One day before the beginning of Sukkot, Z’man Simchateinu, the Time of our Joy, I became a Bubbe for the first time. It is an honorific title for which I have waited fairly patiently and for which I am humbly grateful. I write “fairly patiently” because while I did not annoy my children with expectation, I certainly practiced Bubbehood with all of the children at my synagogue, the Orangetown Jewish Center, and let it be known that I was ready! And I write “humbly grateful” because while I am filled with an uncanny, indescribable joy, I am well aware of so many people who will never become grandparents for one reason of life or another. May we always have humility when acknowledging a blessing.
And so, I acknowledge my blessing. Carmel Louis Fainshtain entered the world and Z’man Simchateinu took on vast new dictionaries of meaning. This is truly a time of great joy and yet it is not complete. Due to the vagaries of COVID-19, my husband Jonathan and I arrived in Israel in time for the birth, but we will be in quarantine for a total of fourteen days.
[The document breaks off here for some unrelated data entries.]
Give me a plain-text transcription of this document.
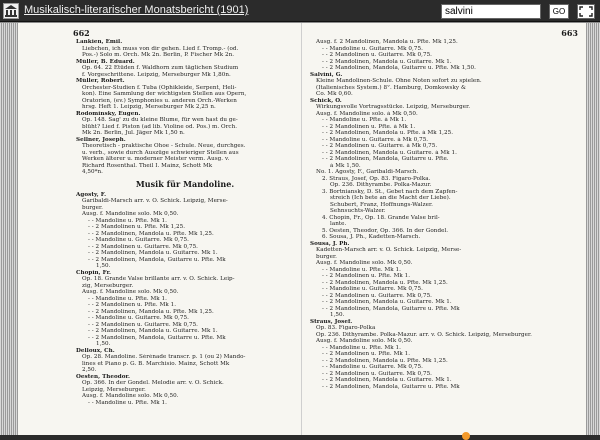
Musikalisch-literarischer Monatsbericht (1901)
salvini	GO
662
Lankien, Emil.
Liebchen, ich muss von dir gehen. Lied f. Tromp.- (od.
Pos.-) Solo m. Orch. Mk 2n. Berlin, P. Fischer Mk 2n.
Müller, B. Eduard.
Op. 64. 22 Etüden f. Waldhorn zum täglichen Studium
f. Vorgeschrittene. Leipzig, Merseburger Mk 1,80n.
Müller, Robert.
Orchester-Studien f. Tuba (Ophikleide, Serpent, Heli-
kon). Eine Sammlung der wichtigsten Stellen aus Opern,
Oratorien, (ev.) Symphonies u. anderen Orch.-Werken
hrsg. Heft 1. Leipzig, Merseburger Mk 2,25 n.
Rodominsky, Eugen.
Op. 148. Sag' zu du kleine Blume, für wen hast du ge-
blüht? Lied f. Piston (ad lib. Violine od. Pos.) m. Orch.
Mk 2n. Berlin, Jul. Jäger Mk 1,50 n.
Sellner, Joseph.
Theoretisch - praktische Ohoe - Schule. Neue, durchges.
u. verb., sowie durch Auszüge schwieriger Stellen aus
Werken älterer u. moderner Meister verm. Ausg. v.
Richard Rosenthal. Theil I. Mainz, Schott Mk
4,50*n.
Musik für Mandoline.
Agosty, F.
Garibaldi-Marsch arr. v. O. Schick. Leipzig, Merse-
burger.
Ausg. f. Mandoline solo. Mk 0,50.
- - Mandoline u. Pfte. Mk 1.
- - 2 Mandolinen u. Pfte. Mk 1,25.
- - 2 Mandolinen, Mandola u. Pfte. Mk 1,25.
- - Mandoline u. Guitarre. Mk 0,75.
- - 2 Mandolinen u. Guitarre. Mk 0,75.
- - 2 Mandolinen, Mandola u. Guitarre. Mk 1.
- - 2 Mandolinen, Mandola, Guitarre u. Pfte. Mk
1,50.
Chopin, Fr.
Op. 18. Grande Valse brillante arr. v. O. Schick. Leip-
zig, Merseburger.
Ausg. f. Mandoline solo. Mk 0,50.
- - Mandoline u. Pfte. Mk 1.
- - 2 Mandolinen u. Pfte. Mk 1.
- - 2 Mandolinen, Mandola u. Pfte. Mk 1,25.
- - Mandoline u. Guitarre. Mk 0,75.
- - 2 Mandolinen u. Guitarre. Mk 0,75.
- - 2 Mandolinen, Mandola u. Guitarre. Mk 1.
- - 2 Mandolinen, Mandola, Guitarre u. Pfte. Mk
1,50.
Delloux, Ch.
Op. 28. Mandoline. Sérénade transcr. p. 1 (ou 2) Mando-
lines et Piano p. G. B. Marchisio. Mainz, Schott Mk
2,50.
Oesten, Theodor.
Op. 366. In der Gondel. Melodie arr. v. O. Schick.
Leipzig, Merseburger.
Ausg. f. Mandoline solo. Mk 0,50.
- - Mandoline u. Pfte. Mk 1.
663
Ausg. f. 2 Mandolinen, Mandola u. Pfte. Mk 1,25.
- - Mandoline u. Guitarre. Mk 0,75.
- - 2 Mandolinen u. Guitarre. Mk 0,75.
- - 2 Mandolinen, Mandola u. Guitarre. Mk 1.
- - 2 Mandolinen, Mandola, Guitarre u. Pfte. Mk 1,50.
Salvini, G.
Kleine Mandolinen-Schule. Ohne Noten sofort zu spielen.
(Italienisches System.) 8°. Hamburg, Domkowsky &
Co. Mk 0,60.
Schick, O.
Wirkungsvolle Vortragsstücke. Leipzig, Merseburger.
Ausg. f. Mandoline solo. à Mk 0,50.
- - Mandoline u. Pfte. à Mk 1.
- - 2 Mandolinen u. Pfte. à Mk 1.
- - 2 Mandolinen, Mandola u. Pfte. à Mk 1,25.
- - Mandoline u. Guitarre. à Mk 0,75.
- - 2 Mandolinen u. Guitarre. à Mk 0,75.
- - 2 Mandolinen, Mandola u. Guitarre. à Mk 1.
- - 2 Mandolinen, Mandola, Guitarre u. Pfte.
à Mk 1,50.
No. 1. Agosty, F., Garibaldi-Marsch.
2. Straus, Josef, Op. 83. Figaro-Polka.
Op. 236. Dithyrambe. Polka-Mazur.
3. Bortniansky, D. St., Gebet nach dem Zapfen-
streich (Ich bete an die Macht der Liebe).
Schubert, Franz, Hoffnungs-Walzer.
Sehnsuchts-Walzer.
4. Chopin, Fr., Op. 18. Grande Valse bril-
lante.
5. Oesten, Theodor, Op. 366. In der Gondel.
6. Sousa, J. Ph., Kadetten-Marsch.
Sousa, J. Ph.
Kadetten-Marsch arr. v. O. Schick. Leipzig, Merse-
burger.
Ausg. f. Mandoline solo. Mk 0,50.
- - Mandoline u. Pfte. Mk 1.
- - 2 Mandolinen u. Pfte. Mk 1.
- - 2 Mandolinen, Mandola u. Pfte. Mk 1,25.
- - Mandoline u. Guitarre. Mk 0,75.
- - 2 Mandolinen u. Guitarre. Mk 0,75.
- - 2 Mandolinen, Mandola u. Guitarre. Mk 1.
- - 2 Mandolinen, Mandola, Guitarre u. Pfte. Mk
1,50.
Straus, Josef.
Op. 83. Figaro-Polka
Op. 236. Dithyrambe. Polka-Mazur. arr. v. O. Schick. Leipzig, Merseburger.
Ausg. f. Mandoline solo. Mk 0,50.
- - Mandoline u. Pfte. Mk 1.
- - 2 Mandolinen u. Pfte. Mk 1.
- - 2 Mandolinen, Mandola u. Pfte. Mk 1,25.
- - Mandoline u. Guitarre. Mk 0,75.
- - 2 Mandolinen u. Guitarre. Mk 0,75.
- - 2 Mandolinen, Mandola u. Guitarre. Mk 1.
- - 2 Mandolinen, Mandola, Guitarre u. Pfte. Mk
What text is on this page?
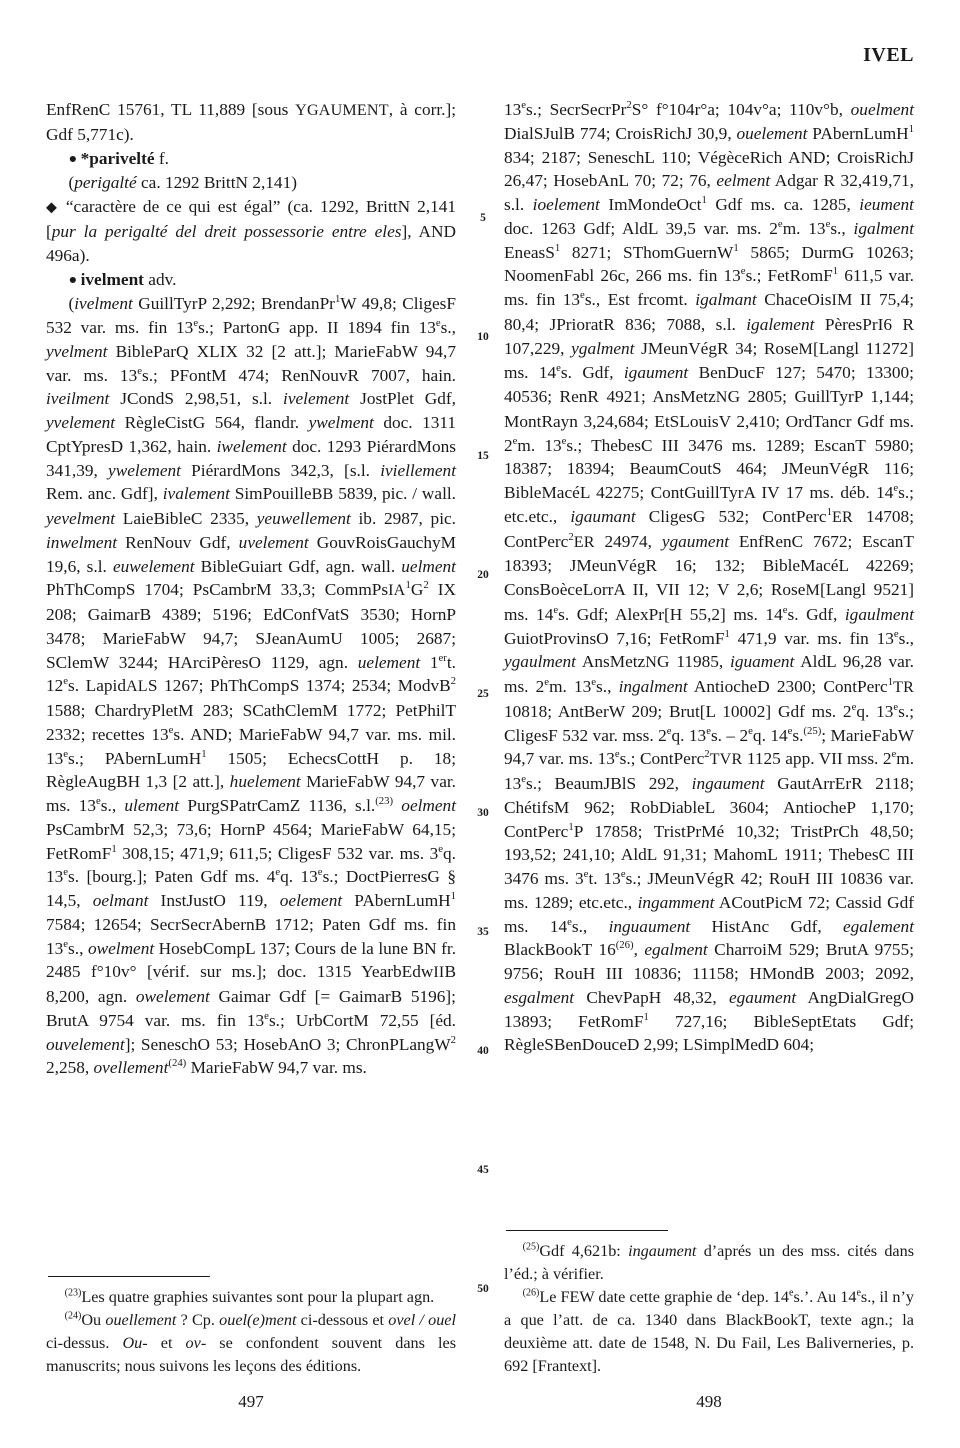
IVEL
5
10
15
20
25
30
35
40
45
50

EnfRenC 15761, TL 11,889 [sous YGAUMENT, à corr.]; Gdf 5,771c).

● *parivelté f.

(perigalté ca. 1292 BrittN 2,141)

◆ “caractère de ce qui est égal” (ca. 1292, BrittN 2,141 [pur la perigalté del dreit possessorie entre eles], AND 496a).

● ivelment adv.

(ivelment GuillTyrP 2,292; BrendanPr$^1$W 49,8; CligesF 532 var. ms. fin 13es.; PartonG app. II 1894 fin 13es., yvelment BibleParQ XLIX 32 [2 att.]; MarieFabW 94,7 var. ms. 13es.; PFontM 474; RenNouvR 7007, hain. iveilment JCondS 2,98,51, s.l. ivelement JostPlet Gdf, yvelement RègleCistG 564, flandr. ywelment doc. 1311 CptYpresD 1,362, hain. iwelement doc. 1293 PiérardMons 341,39, ywelement PiérardMons 342,3, [s.l. iviellement Rem. anc. Gdf], ivalement SimPouilleBB 5839, pic. / wall. yevelment LaieBibleC 2335, yeuwellement ib. 2987, pic. inwelment RenNouv Gdf, uvelement GouvRoisGauchyM 19,6, s.l. euwelement BibleGuiart Gdf, agn. wall. uelment PhThCompS 1704; PsCambrM 33,3; $CommPsIA^1G^2$ IX 208; GaimarB 4389; 5196; EdConfVatS 3530; HornP 3478; MarieFabW 94,7; SJeanAumU 1005; 2687; SClemW 3244; HArciPèresO 1129, agn. uelement 1ert. 12es. LapidALS 1267; PhThCompS 1374; 2534; ModvB$^2$ 1588; ChardryPletM 283; SCathClemM 1772; PetPhilT 2332; recettes 13es. AND; MarieFabW 94,7 var. ms. mil. 13es.; PAbernLumH$^1$ 1505; EchecsCottH p. 18; RègleAugBH 1,3 [2 att.], huelement MarieFabW 94,7 var. ms. 13es., ulement PurgSPatrCamZ 1136, s.l.$^{(23)}$ oelment PsCambrM 52,3; 73,6; HornP 4564; MarieFabW 64,15; FetRomF$^1$ 308,15; 471,9; 611,5; CligesF 532 var. ms. 3eq. 13es. [bourg.]; Paten Gdf ms. 4eq. 13es.; DoctPierresG § 14,5, oelmant InstJustO 119, oelement PAbernLumH$^1$ 7584; 12654; SecrSecrAbernB 1712; Paten Gdf ms. fin 13es., owelment HosebCompL 137; Cours de la lune BN fr. 2485 f°10v° [vérif. sur ms.]; doc. 1315 YearbEdwIIB 8,200, agn. owelement Gaimar Gdf [= GaimarB 5196]; BrutA 9754 var. ms. fin 13es.; UrbCortM 72,55 [éd. ouvelement]; SeneschO 53; HosebAnO 3; ChronPLangW$^2$ 2,258, ovellement$^{(24)}$ MarieFabW 94,7 var. ms.

13es.; SecrSecrPr$^2$S° f°104r°a; 104v°a; 110v°b, ouelment DialSJulB 774; CroisRichJ 30,9, ouelement PAbernLumH$^1$ 834; 2187; SeneschL 110; VégèceRich AND; CroisRichJ 26,47; HosebAnL 70; 72; 76, eelment Adgar R 32,419,71, s.l. ioelement ImMondeOct$^1$ Gdf ms. ca. 1285, ieument doc. 1263 Gdf; AldL 39,5 var. ms. 2em. 13es., igalment EneasS$^1$ 8271; SThomGuernW$^1$ 5865; DurmG 10263; NoomenFabl 26c, 266 ms. fin 13es.; FetRomF$^1$ 611,5 var. ms. fin 13es., Est frcomt. igalmant ChaceOisIM II 75,4; 80,4; JPrioratR 836; 7088, s.l. igalement PèresPrI6 R 107,229, ygalment JMeunVégR 34; RoseM[Langl 11272] ms. 14es. Gdf, igaument BenDucF 127; 5470; 13300; 40536; RenR 4921; AnsMetzNG 2805; GuillTyrP 1,144; MontRayn 3,24,684; EtSLouisV 2,410; OrdTancr Gdf ms. 2em. 13es.; ThebesC III 3476 ms. 1289; EscanT 5980; 18387; 18394; BeaumCoutS 464; JMeunVégR 116; BibleMacéL 42275; ContGuillTyrA IV 17 ms. déb. 14es.; etc.etc., igaumant CligesG 532; ContPerc$^1$ER 14708; ContPerc$^2$ER 24974, ygaument EnfRenC 7672; EscanT 18393; JMeunVégR 16; 132; BibleMacéL 42269; ConsBoèceLorrA II, VII 12; V 2,6; RoseM[Langl 9521] ms. 14es. Gdf; AlexPr[H 55,2] ms. 14es. Gdf, igaulment GuiotProvinsO 7,16; FetRomF$^1$ 471,9 var. ms. fin 13es., ygaulment AnsMetzNG 11985, iguament AldL 96,28 var. ms. 2em. 13es., ingalment AntiocheD 2300; ContPerc$^1$TR 10818; AntBerW 209; Brut[L 10002] Gdf ms. 2eq. 13es.; CligesF 532 var. mss. 2eq. 13es. – 2eq. 14es.$^{(25)}$; MarieFabW 94,7 var. ms. 13es.; ContPerc$^2$TVR 1125 app. VII mss. 2em. 13es.; BeaumJBlS 292, ingaument GautArrErR 2118; ChétifsM 962; RobDiableL 3604; AntiocheP 1,170; ContPerc$^1$P 17858; TristPrMé 10,32; TristPrCh 48,50; 193,52; 241,10; AldL 91,31; MahomL 1911; ThebesC III 3476 ms. 3et. 13es.; JMeunVégR 42; RouH III 10836 var. ms. 1289; etc.etc., ingamment ACoutPicM 72; Cassid Gdf ms. 14es., inguaument HistAnc Gdf, egalement BlackBookT 16$^{(26)}$, egalment CharroiM 529; BrutA 9755; 9756; RouH III 10836; 11158; HMondB 2003; 2092, esgalment ChevPapH 48,32, egaument AngDialGregO 13893; FetRomF$^1$ 727,16; BibleSeptEtats Gdf; RègleSBenDouceD 2,99; LSimplMedD 604;

$^{(23)}$Les quatre graphies suivantes sont pour la plupart agn.

$^{(24)}$Ou ouellement ? Cp. ouel(e)ment ci-dessous et ovel / ouel ci-dessus. Ou- et ov- se confondent souvent dans les manuscrits; nous suivons les leçons des éditions.

$^{(25)}$Gdf 4,621b: ingaument d’aprés un des mss. cités dans l’éd.; à vérifier.

$^{(26)}$Le FEW date cette graphie de ‘dep. 14es.’. Au 14es., il n’y a que l’att. de ca. 1340 dans BlackBookT, texte agn.; la deuxième att. date de 1548, N. Du Fail, Les Baliverneries, p. 692 [Frantext].

497	498
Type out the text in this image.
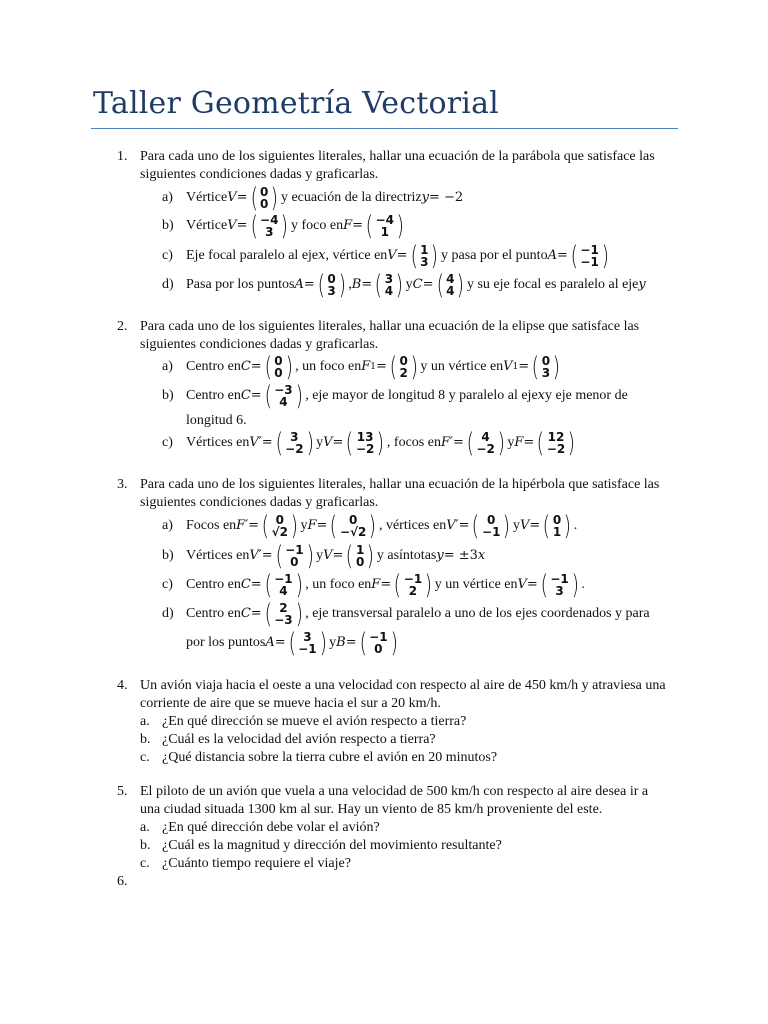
Taller Geometría Vectorial
1. Para cada uno de los siguientes literales, hallar una ecuación de la parábola que satisface las
siguientes condiciones dadas y graficarlas.
a) Vértice V = ( 0
0 ) y ecuación de la directriz y = −2
b) Vértice V = ( −4
3 ) y foco en F = ( −4
1 )
c) Eje focal paralelo al eje x , vértice en V = ( 1
3 ) y pasa por el punto A = ( −1
−1 )
d) Pasa por los puntos A = ( 0
3 ) , B = ( 3
4 ) y C = ( 4
4 ) y su eje focal es paralelo al eje y
2. Para cada uno de los siguientes literales, hallar una ecuación de la elipse que satisface las
siguientes condiciones dadas y graficarlas.
a) Centro en C = ( 0
0 ) , un foco en F 1 = ( 0
2 ) y un vértice en V 1 = ( 0
3 )
b) Centro en C = ( −3
4 ) , eje mayor de longitud 8 y paralelo al eje x y eje menor de
longitud 6.
c) Vértices en V′ = ( 3
−2 ) y V = ( 13
−2 ) , focos en F′ = ( 4
−2 ) y F = ( 12
−2 )
3. Para cada uno de los siguientes literales, hallar una ecuación de la hipérbola que satisface las
siguientes condiciones dadas y graficarlas.
a) Focos en F′ = ( 0
√2 ) y F = ( 0
−√2 ) , vértices en V′ = ( 0
−1 ) y V = ( 0
1 ) .
b) Vértices en V′ = ( −1
0 ) y V = ( 1
0 ) y asíntotas y = ±3 x
c) Centro en C = ( −1
4 ) , un foco en F = ( −1
2 ) y un vértice en V = ( −1
3 ) .
d) Centro en C = ( 2
−3 ) , eje transversal paralelo a uno de los ejes coordenados y para
por los puntos A = ( 3
−1 ) y B = ( −1
0 )
4. Un avión viaja hacia el oeste a una velocidad con respecto al aire de 450 km/h y atraviesa una
corriente de aire que se mueve hacia el sur a 20 km/h.
a. ¿En qué dirección se mueve el avión respecto a tierra?
b. ¿Cuál es la velocidad del avión respecto a tierra?
c. ¿Qué distancia sobre la tierra cubre el avión en 20 minutos?
5. El piloto de un avión que vuela a una velocidad de 500 km/h con respecto al aire desea ir a
una ciudad situada 1300 km al sur. Hay un viento de 85 km/h proveniente del este.
a. ¿En qué dirección debe volar el avión?
b. ¿Cuál es la magnitud y dirección del movimiento resultante?
c. ¿Cuánto tiempo requiere el viaje?
6.
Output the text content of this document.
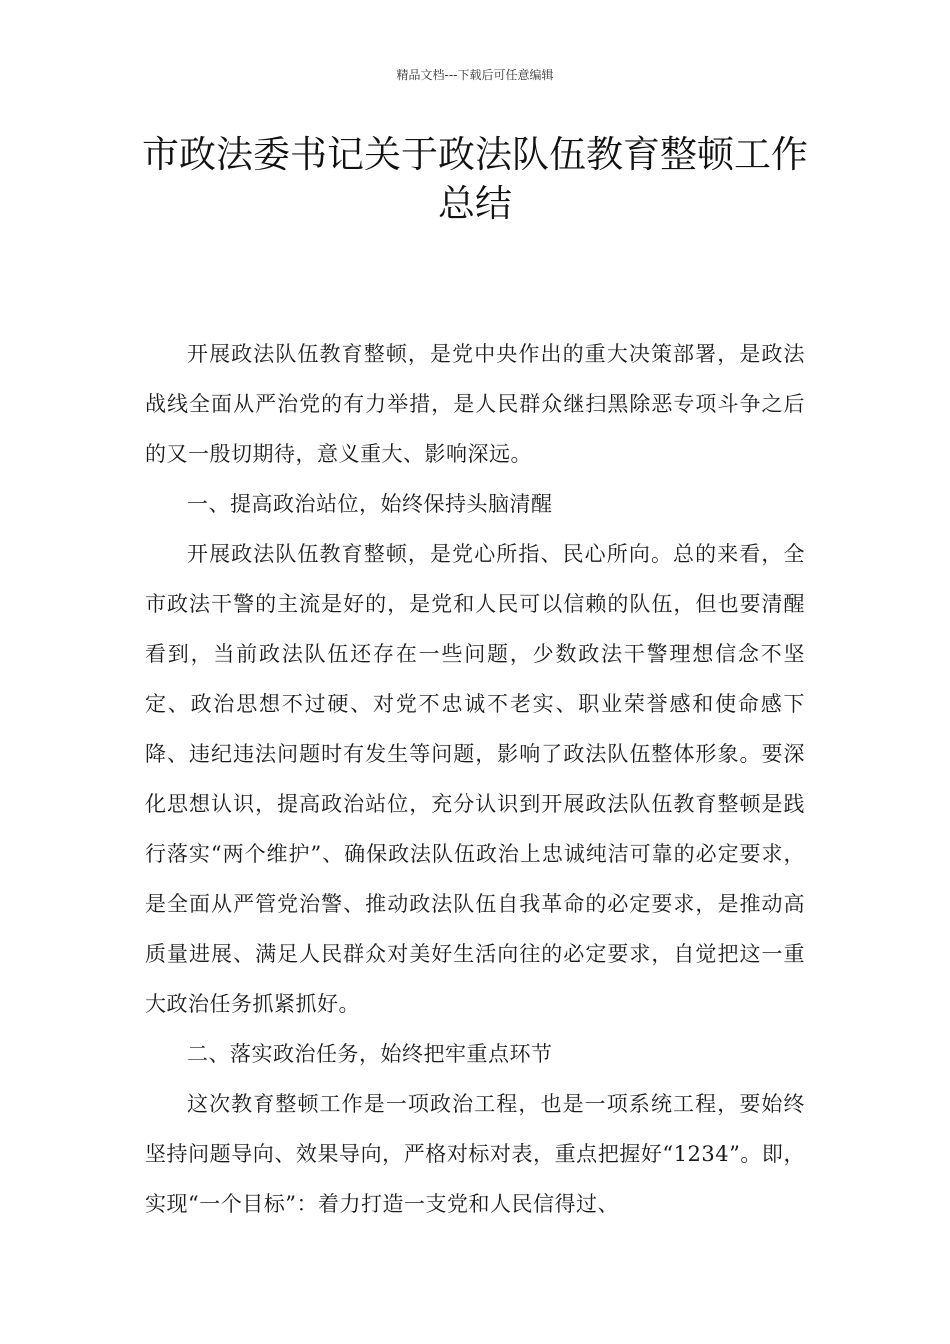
精品文档---下载后可任意编辑
市政法委书记关于政法队伍教育整顿工作总结

开展政法队伍教育整顿，是党中央作出的重大决策部署，是政法战线全面从严治党的有力举措，是人民群众继扫黑除恶专项斗争之后的又一殷切期待，意义重大、影响深远。

一、提高政治站位，始终保持头脑清醒

开展政法队伍教育整顿，是党心所指、民心所向。总的来看，全市政法干警的主流是好的，是党和人民可以信赖的队伍，但也要清醒看到，当前政法队伍还存在一些问题，少数政法干警理想信念不坚定、政治思想不过硬、对党不忠诚不老实、职业荣誉感和使命感下降、违纪违法问题时有发生等问题，影响了政法队伍整体形象。要深化思想认识，提高政治站位，充分认识到开展政法队伍教育整顿是践行落实“两个维护”、确保政法队伍政治上忠诚纯洁可靠的必定要求，是全面从严管党治警、推动政法队伍自我革命的必定要求，是推动高质量进展、满足人民群众对美好生活向往的必定要求，自觉把这一重大政治任务抓紧抓好。

二、落实政治任务，始终把牢重点环节

这次教育整顿工作是一项政治工程，也是一项系统工程，要始终坚持问题导向、效果导向，严格对标对表，重点把握好“1234”。即，实现“一个目标”：着力打造一支党和人民信得过、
I can offer Sarah comfort and whatever wisdom I recall, but only over FaceTime. Jonathan will be sandek at the bris of his first grandchild, but via Zoom.
Is it still Z’man Simchateinu if it is not complete?
And now it actually is Sukkot, Z’man Simchateinu. Being in Israel for the holiday is absolutely a time of great joy, but again, it is not complete. Here in our quarantine apartment, there is no sukkah. My son Josh purchased lulav and etrog from the shuk for me, but I daven alone on the balcony.
Is it a time of great joy or will I allow Covid-19 and this quarantine to diminish it? Talmud has something valuable to offer to my question about the incompleteness of joy. In Sukkah 11b, we find an argument between Rabbi Eleazer and Rabbi Akiva:
These booths were ענני כבוד, clouds of glory, this is the statement of Rabbi Eliezer. Rabbi Akiva says: They established for themselves סוכות ממש actual sukkot.
Every year for the past 35 years before this one, I have spent time in an actual sukkah, making kiddush with my community, welcoming guests, eating autumn meals; and throughout the week, embracing the idea of my vulnerability and the world’s fragility. The three temporary walls and star-pricked skhach roof teach me to reject the idea that any of us has control. With or without a sukkah, in the days of this pandemic, we now know in our very souls that none of us has control. One message of Sukkot is that the only true safety and shelter is found in God‘s protection.
If the actual sukkah is the opposite of trustworthy shelter, the Clouds of Glory are the ultimate shelter. Our ancestors who wandered through the wilderness should have been vulnerable in every way, but instead, they were completely safe, sheltered by God. God’s cloud shielded the Israelites from the desert’s harshness and protected them from enemies.
The time of our great joy is about both vulnerability and protection. Humanity has never been in as much turmoil and fear during my lifetime as we are now. And yet in the midst of the upheaval, here I am welcoming a brand-new precious life. Incomplete joy, Judaism teaches, is the only kind of real simcha that we ever have. We gather at holidays and remember those we’ve lost. We celebrate a wedding and smash a glass to remember tragedy even at the beginning of a new marriage. I celebrate Sukkot without an actual sukkah. I have a new grandson whom I cannot yet hold in my arms. Yet it’s all joy if it’s connected to acknowledging the blessing of God’s loving abundance.